If you have a multi-member LLC, use K-1's and make sure the ownership % add up to 100%. If you're a single-member LLC (which doesn't seem to be the case here), you'd be taxed as a sole proprietor. As the others explained, you need to delete the Schedule C.
True you get a K-1 but why cannot that flow into Schedule C for a sole prop under the same name, the K-1 can be used for income and if they used a personal vehicle for the business, it can be depreciated and have expenses deducted to the % of business miles vs total that year.
Why is K-1 income to a partner not allowed to flow to their Sole Proprietor Schedule C as income?
@marcisikoff --
"Why is K-1 income to a partner not allowed to flow to their Sole Proprietor Schedule C as income?"
Schedule C is for reporting of sole proprietorship income & expenses. K-1 partnership income from an LLC is not sole proprietorship income.
Do you & your wife own the LLC? If a husband & wife form a qualified joint venture ("QJV") they would each be able to report their share of the business income on Schedule C. According to this web reference from LegalZoom, if your LLC was formed in a community property state, you may be able to file as a QJV:
https://www.legalzoom.com/articles/managing-and-forming-a-qualified-joint-venture
You may want to seek professional assistance.
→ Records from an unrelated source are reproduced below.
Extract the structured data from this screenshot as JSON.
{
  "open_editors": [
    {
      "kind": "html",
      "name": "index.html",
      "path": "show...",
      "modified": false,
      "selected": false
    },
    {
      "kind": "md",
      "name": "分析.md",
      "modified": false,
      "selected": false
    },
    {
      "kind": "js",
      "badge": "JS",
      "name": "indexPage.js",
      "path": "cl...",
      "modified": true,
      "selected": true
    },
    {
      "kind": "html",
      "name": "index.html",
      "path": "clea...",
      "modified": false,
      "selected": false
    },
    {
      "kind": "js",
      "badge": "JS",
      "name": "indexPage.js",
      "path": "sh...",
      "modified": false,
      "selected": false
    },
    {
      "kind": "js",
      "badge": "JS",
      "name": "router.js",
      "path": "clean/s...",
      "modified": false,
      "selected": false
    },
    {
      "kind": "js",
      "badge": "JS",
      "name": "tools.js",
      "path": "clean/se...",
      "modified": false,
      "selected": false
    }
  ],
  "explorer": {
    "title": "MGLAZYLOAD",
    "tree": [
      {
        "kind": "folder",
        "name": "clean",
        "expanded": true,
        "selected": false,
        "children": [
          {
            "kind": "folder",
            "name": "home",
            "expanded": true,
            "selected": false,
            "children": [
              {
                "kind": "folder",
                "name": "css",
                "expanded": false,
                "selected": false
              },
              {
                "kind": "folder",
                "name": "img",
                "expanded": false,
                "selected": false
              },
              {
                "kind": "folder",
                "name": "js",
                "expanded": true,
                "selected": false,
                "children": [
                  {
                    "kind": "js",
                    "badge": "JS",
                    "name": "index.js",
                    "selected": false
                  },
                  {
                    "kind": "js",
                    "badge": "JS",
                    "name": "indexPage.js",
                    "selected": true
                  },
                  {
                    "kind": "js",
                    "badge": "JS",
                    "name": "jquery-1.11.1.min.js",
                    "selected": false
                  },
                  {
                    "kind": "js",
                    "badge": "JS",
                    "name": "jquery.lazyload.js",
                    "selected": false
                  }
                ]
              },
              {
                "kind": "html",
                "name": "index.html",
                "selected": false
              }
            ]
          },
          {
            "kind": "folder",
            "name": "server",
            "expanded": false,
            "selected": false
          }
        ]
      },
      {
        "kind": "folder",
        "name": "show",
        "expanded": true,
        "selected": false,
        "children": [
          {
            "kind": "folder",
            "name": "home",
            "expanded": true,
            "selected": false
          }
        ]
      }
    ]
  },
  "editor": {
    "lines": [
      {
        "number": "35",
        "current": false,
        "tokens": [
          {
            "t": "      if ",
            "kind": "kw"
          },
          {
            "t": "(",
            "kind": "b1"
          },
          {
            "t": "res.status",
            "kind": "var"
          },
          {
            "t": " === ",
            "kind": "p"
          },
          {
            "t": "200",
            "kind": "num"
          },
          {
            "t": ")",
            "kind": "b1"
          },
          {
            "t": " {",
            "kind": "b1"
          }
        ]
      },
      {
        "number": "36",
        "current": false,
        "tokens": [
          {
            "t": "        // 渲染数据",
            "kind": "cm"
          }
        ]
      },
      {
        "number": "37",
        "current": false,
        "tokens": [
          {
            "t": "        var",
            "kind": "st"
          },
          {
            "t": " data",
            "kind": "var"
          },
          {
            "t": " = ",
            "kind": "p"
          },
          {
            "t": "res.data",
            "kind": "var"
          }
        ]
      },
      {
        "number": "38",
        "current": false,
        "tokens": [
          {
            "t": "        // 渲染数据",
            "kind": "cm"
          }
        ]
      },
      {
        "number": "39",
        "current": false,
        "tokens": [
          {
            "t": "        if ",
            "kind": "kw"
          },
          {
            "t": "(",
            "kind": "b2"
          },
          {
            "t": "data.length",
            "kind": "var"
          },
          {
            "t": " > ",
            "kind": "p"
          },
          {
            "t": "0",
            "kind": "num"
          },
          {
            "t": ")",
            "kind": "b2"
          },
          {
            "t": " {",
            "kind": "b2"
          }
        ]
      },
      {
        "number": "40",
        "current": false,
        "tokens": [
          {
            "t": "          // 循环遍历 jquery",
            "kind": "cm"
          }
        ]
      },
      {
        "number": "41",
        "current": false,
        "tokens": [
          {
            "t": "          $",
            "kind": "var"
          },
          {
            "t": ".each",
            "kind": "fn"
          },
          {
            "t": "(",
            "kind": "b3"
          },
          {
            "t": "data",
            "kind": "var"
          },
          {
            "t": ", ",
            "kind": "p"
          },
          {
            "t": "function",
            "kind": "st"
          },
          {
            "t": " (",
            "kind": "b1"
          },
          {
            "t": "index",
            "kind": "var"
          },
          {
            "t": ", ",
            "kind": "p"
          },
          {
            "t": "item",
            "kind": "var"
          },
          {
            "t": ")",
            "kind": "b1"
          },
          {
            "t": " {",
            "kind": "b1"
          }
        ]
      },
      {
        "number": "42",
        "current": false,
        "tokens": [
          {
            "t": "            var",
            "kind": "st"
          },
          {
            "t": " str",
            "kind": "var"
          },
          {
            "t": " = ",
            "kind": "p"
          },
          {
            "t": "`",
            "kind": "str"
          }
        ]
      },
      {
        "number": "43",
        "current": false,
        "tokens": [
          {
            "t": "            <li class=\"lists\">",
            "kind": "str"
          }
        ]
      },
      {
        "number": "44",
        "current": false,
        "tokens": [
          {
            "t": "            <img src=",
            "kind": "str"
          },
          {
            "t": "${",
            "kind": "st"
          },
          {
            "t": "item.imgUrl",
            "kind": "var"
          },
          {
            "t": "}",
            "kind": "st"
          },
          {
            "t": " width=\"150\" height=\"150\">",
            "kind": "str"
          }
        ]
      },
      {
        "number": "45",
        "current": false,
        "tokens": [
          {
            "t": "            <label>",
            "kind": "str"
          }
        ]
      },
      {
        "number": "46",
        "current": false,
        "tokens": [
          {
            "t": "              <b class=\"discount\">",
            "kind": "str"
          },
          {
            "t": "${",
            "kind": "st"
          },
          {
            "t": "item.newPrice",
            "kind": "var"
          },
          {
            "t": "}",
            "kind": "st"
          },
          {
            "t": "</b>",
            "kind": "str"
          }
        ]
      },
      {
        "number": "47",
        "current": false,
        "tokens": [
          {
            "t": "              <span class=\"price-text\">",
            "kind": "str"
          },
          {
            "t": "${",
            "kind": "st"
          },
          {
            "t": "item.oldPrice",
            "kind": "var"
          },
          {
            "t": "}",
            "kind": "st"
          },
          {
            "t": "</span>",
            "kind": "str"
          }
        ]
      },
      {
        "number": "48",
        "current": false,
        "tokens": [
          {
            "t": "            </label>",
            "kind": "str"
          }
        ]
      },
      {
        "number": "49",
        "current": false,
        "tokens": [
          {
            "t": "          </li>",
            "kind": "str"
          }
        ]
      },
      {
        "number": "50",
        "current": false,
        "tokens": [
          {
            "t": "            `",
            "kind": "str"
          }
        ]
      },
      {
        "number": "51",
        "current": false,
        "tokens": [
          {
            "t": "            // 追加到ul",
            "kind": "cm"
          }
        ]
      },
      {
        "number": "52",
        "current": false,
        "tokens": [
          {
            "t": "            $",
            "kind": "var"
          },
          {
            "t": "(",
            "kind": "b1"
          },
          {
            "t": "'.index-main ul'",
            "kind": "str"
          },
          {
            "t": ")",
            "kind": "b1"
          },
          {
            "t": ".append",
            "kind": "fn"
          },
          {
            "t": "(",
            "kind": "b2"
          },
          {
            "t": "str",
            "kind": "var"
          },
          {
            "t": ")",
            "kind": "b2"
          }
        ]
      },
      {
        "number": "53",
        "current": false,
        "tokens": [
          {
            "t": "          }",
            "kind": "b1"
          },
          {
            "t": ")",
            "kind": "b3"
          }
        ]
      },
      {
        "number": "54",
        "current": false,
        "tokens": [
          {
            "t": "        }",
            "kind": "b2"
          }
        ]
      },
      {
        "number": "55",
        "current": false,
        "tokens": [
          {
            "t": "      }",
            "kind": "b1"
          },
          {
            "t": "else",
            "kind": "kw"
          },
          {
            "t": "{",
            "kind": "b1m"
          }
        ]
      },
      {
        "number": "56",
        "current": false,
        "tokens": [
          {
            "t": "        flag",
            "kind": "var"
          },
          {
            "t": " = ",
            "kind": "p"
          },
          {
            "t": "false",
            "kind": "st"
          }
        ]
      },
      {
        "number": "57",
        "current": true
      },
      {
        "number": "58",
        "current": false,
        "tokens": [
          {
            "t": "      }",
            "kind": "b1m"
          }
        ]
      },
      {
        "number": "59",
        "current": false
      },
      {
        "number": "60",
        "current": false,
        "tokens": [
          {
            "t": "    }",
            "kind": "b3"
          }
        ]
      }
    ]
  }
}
A sole proprietorship can own an interest in a partnership. For example a sole proprietorship designer owns a 50% interest in a partnership. The partnership acts as a clearing house and purchasing agent for the 2 partner designers. Each partner operates their own separate sole proprietorship and as such has expenses that fall outside of the partnership and within the sole proprietorship. The income from the partnership reported on the k-1 by rights, is income earned by the sole proprietorship.